Spanish Luxury Property – What is going on?
As usual, the reports coming out of Spain are conflicting with reality and the vast number of repossessed houses in Spain is distorting the market considerably. No one seems to know what is going on and the recent National Institute of Statistics report suggest a drop in prices of just 7%, which is – at best – laughable. Even the banks admit they do not know exactly how many properties they hold and are slowly drip feeding them into the system at a rate that will prevent the market from collapsing completely. Unemployment is still officially around 18%, and the GDP shrank by 4% (officially) so goodness knows what the real figures look like.
There is around 1 million properties on the market, not including an unspecified number of bank repossessions that are just being moth balled, but I suspect the billions of Euros poured in by the ECB last year will be running out soon, so one of two things will happen. Either these properties will be placed on the market and we will see a genuine market price for them – or the ECB will be forced to buy more Spanish bonds.

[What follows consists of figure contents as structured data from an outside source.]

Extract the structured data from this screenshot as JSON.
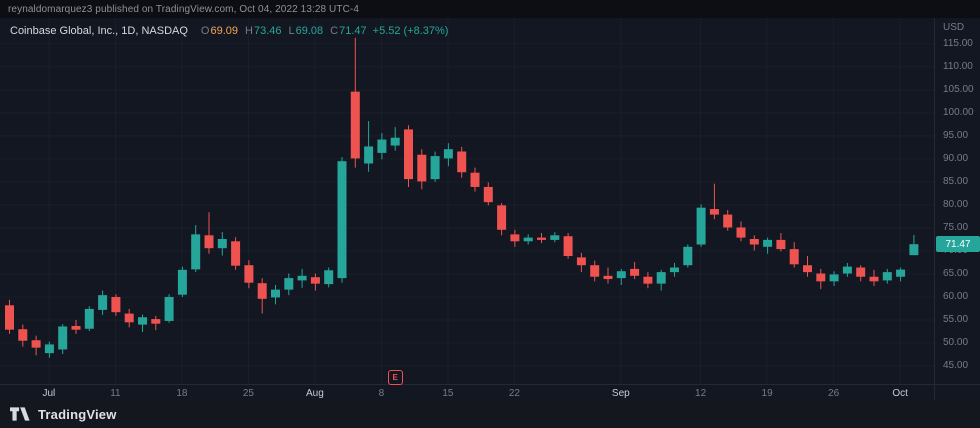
{
  "meta_bar": {
    "text": "reynaldomarquez3 published on TradingView.com, Oct 04, 2022 13:28 UTC-4"
  },
  "legend": {
    "title": "Coinbase Global, Inc., 1D, NASDAQ",
    "o_label": "O",
    "o": "69.09",
    "h_label": "H",
    "h": "73.46",
    "l_label": "L",
    "l": "69.08",
    "c_label": "C",
    "c": "71.47",
    "change": "+5.52 (+8.37%)"
  },
  "price_axis": {
    "currency": "USD",
    "labels": [
      "115.00",
      "110.00",
      "105.00",
      "100.00",
      "95.00",
      "90.00",
      "85.00",
      "80.00",
      "75.00",
      "70.00",
      "65.00",
      "60.00",
      "55.00",
      "50.00",
      "45.00"
    ],
    "last": "71.47"
  },
  "time_axis": {
    "labels": [
      {
        "t": "Jul",
        "i": 3,
        "major": true
      },
      {
        "t": "11",
        "i": 8,
        "major": false
      },
      {
        "t": "18",
        "i": 13,
        "major": false
      },
      {
        "t": "25",
        "i": 18,
        "major": false
      },
      {
        "t": "Aug",
        "i": 23,
        "major": true
      },
      {
        "t": "8",
        "i": 28,
        "major": false
      },
      {
        "t": "15",
        "i": 33,
        "major": false
      },
      {
        "t": "22",
        "i": 38,
        "major": false
      },
      {
        "t": "Sep",
        "i": 46,
        "major": true
      },
      {
        "t": "12",
        "i": 52,
        "major": false
      },
      {
        "t": "19",
        "i": 57,
        "major": false
      },
      {
        "t": "26",
        "i": 62,
        "major": false
      },
      {
        "t": "Oct",
        "i": 67,
        "major": true
      }
    ]
  },
  "markers": [
    {
      "type": "earnings",
      "label": "E",
      "i": 29
    }
  ],
  "footer": {
    "brand": "TradingView"
  },
  "colors": {
    "up": "#26a69a",
    "down": "#ef5350",
    "legend_open": "#f5a650",
    "grid": "rgba(140,150,170,0.06)",
    "axis_text": "#787b86",
    "badge_text": "#ffffff",
    "background": "#131722",
    "frame": "#0d0e13"
  },
  "chart_data": {
    "type": "candlestick",
    "title": "Coinbase Global, Inc., 1D, NASDAQ",
    "symbol": "Coinbase Global, Inc.",
    "exchange": "NASDAQ",
    "interval": "1D",
    "currency": "USD",
    "ylim": [
      41.1,
      120.6
    ],
    "columns": [
      "date",
      "open",
      "high",
      "low",
      "close"
    ],
    "candles": [
      [
        "Jun 28",
        58.2,
        59.4,
        52.0,
        52.9
      ],
      [
        "Jun 29",
        53.0,
        54.0,
        49.2,
        50.5
      ],
      [
        "Jun 30",
        50.6,
        51.6,
        47.3,
        49.0
      ],
      [
        "Jul 1",
        47.8,
        50.3,
        46.8,
        49.7
      ],
      [
        "Jul 5",
        48.6,
        54.1,
        47.6,
        53.6
      ],
      [
        "Jul 6",
        53.7,
        55.0,
        52.0,
        52.9
      ],
      [
        "Jul 7",
        53.1,
        58.0,
        52.6,
        57.4
      ],
      [
        "Jul 8",
        57.2,
        61.4,
        56.1,
        60.4
      ],
      [
        "Jul 11",
        60.0,
        60.6,
        55.9,
        56.7
      ],
      [
        "Jul 12",
        56.4,
        57.4,
        53.4,
        54.5
      ],
      [
        "Jul 13",
        54.0,
        56.2,
        52.4,
        55.6
      ],
      [
        "Jul 14",
        55.2,
        55.9,
        52.8,
        54.2
      ],
      [
        "Jul 15",
        54.8,
        60.6,
        54.4,
        60.0
      ],
      [
        "Jul 18",
        60.5,
        66.6,
        60.0,
        65.9
      ],
      [
        "Jul 19",
        66.0,
        75.6,
        65.4,
        73.6
      ],
      [
        "Jul 20",
        73.4,
        78.4,
        69.4,
        70.6
      ],
      [
        "Jul 21",
        70.6,
        74.1,
        69.0,
        72.6
      ],
      [
        "Jul 22",
        72.1,
        73.0,
        65.9,
        66.8
      ],
      [
        "Jul 25",
        66.9,
        68.0,
        61.9,
        63.1
      ],
      [
        "Jul 26",
        63.0,
        64.1,
        56.4,
        59.6
      ],
      [
        "Jul 27",
        59.9,
        62.6,
        58.4,
        61.6
      ],
      [
        "Jul 28",
        61.6,
        65.1,
        60.4,
        64.1
      ],
      [
        "Jul 29",
        63.6,
        66.1,
        62.0,
        64.6
      ],
      [
        "Aug 1",
        64.3,
        65.1,
        61.4,
        62.9
      ],
      [
        "Aug 2",
        62.8,
        66.4,
        62.1,
        65.8
      ],
      [
        "Aug 3",
        64.1,
        90.4,
        63.1,
        89.5
      ],
      [
        "Aug 4",
        104.6,
        116.3,
        88.1,
        90.1
      ],
      [
        "Aug 5",
        89.0,
        98.2,
        87.2,
        92.7
      ],
      [
        "Aug 8",
        91.3,
        95.6,
        89.9,
        94.2
      ],
      [
        "Aug 9",
        92.9,
        96.9,
        91.8,
        94.6
      ],
      [
        "Aug 10",
        96.4,
        97.3,
        83.9,
        85.6
      ],
      [
        "Aug 11",
        90.9,
        92.1,
        83.4,
        85.1
      ],
      [
        "Aug 12",
        85.6,
        91.6,
        85.0,
        90.6
      ],
      [
        "Aug 15",
        90.1,
        93.4,
        88.4,
        92.1
      ],
      [
        "Aug 16",
        91.6,
        92.6,
        85.9,
        87.1
      ],
      [
        "Aug 17",
        87.0,
        88.1,
        82.9,
        83.9
      ],
      [
        "Aug 18",
        83.9,
        84.9,
        79.9,
        80.6
      ],
      [
        "Aug 19",
        79.9,
        80.4,
        73.4,
        74.6
      ],
      [
        "Aug 22",
        73.6,
        74.6,
        70.9,
        72.1
      ],
      [
        "Aug 23",
        72.1,
        73.6,
        71.4,
        72.9
      ],
      [
        "Aug 24",
        72.9,
        73.9,
        71.7,
        72.4
      ],
      [
        "Aug 25",
        72.4,
        74.1,
        71.9,
        73.4
      ],
      [
        "Aug 26",
        73.2,
        73.9,
        68.3,
        68.9
      ],
      [
        "Aug 29",
        68.6,
        69.6,
        65.4,
        66.9
      ],
      [
        "Aug 30",
        66.9,
        67.9,
        63.4,
        64.4
      ],
      [
        "Aug 31",
        64.6,
        66.4,
        62.9,
        63.9
      ],
      [
        "Sep 1",
        64.1,
        66.1,
        62.6,
        65.6
      ],
      [
        "Sep 2",
        66.1,
        67.6,
        63.9,
        64.6
      ],
      [
        "Sep 6",
        64.4,
        65.4,
        61.9,
        62.9
      ],
      [
        "Sep 7",
        62.9,
        65.9,
        61.4,
        65.4
      ],
      [
        "Sep 8",
        65.4,
        67.4,
        64.4,
        66.4
      ],
      [
        "Sep 9",
        66.9,
        71.4,
        66.4,
        70.9
      ],
      [
        "Sep 12",
        71.4,
        80.1,
        70.9,
        79.4
      ],
      [
        "Sep 13",
        79.1,
        84.6,
        76.9,
        77.9
      ],
      [
        "Sep 14",
        77.9,
        78.9,
        74.4,
        75.1
      ],
      [
        "Sep 15",
        75.1,
        76.4,
        72.1,
        72.9
      ],
      [
        "Sep 16",
        72.6,
        73.4,
        70.1,
        71.4
      ],
      [
        "Sep 19",
        70.9,
        72.9,
        69.4,
        72.4
      ],
      [
        "Sep 20",
        72.4,
        73.9,
        69.9,
        70.4
      ],
      [
        "Sep 21",
        70.4,
        71.9,
        66.4,
        67.1
      ],
      [
        "Sep 22",
        66.9,
        68.9,
        64.4,
        65.4
      ],
      [
        "Sep 23",
        65.1,
        66.1,
        61.7,
        63.4
      ],
      [
        "Sep 26",
        63.4,
        65.6,
        62.4,
        64.9
      ],
      [
        "Sep 27",
        65.1,
        67.4,
        64.4,
        66.6
      ],
      [
        "Sep 28",
        66.4,
        66.9,
        63.4,
        64.4
      ],
      [
        "Sep 29",
        64.4,
        65.9,
        62.4,
        63.4
      ],
      [
        "Sep 30",
        63.6,
        66.1,
        62.9,
        65.4
      ],
      [
        "Oct 3",
        64.4,
        66.4,
        63.4,
        65.95
      ],
      [
        "Oct 4",
        69.09,
        73.46,
        69.08,
        71.47
      ]
    ]
  }
}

I am not sure of the practicalities of artificially propping the market up in this fashion because sales are dismally low and sooner or later something has to give. The amount of repossessed property in Spain is being totally distorted by the “debt for equity swaps” undertaken by the large banks, although a recent announcement by the Bank of Spain that banks must write off 10% of the value of a repossession after holding it for a year may make a difference. But this does not cover developers taken over in a swap, so who knows?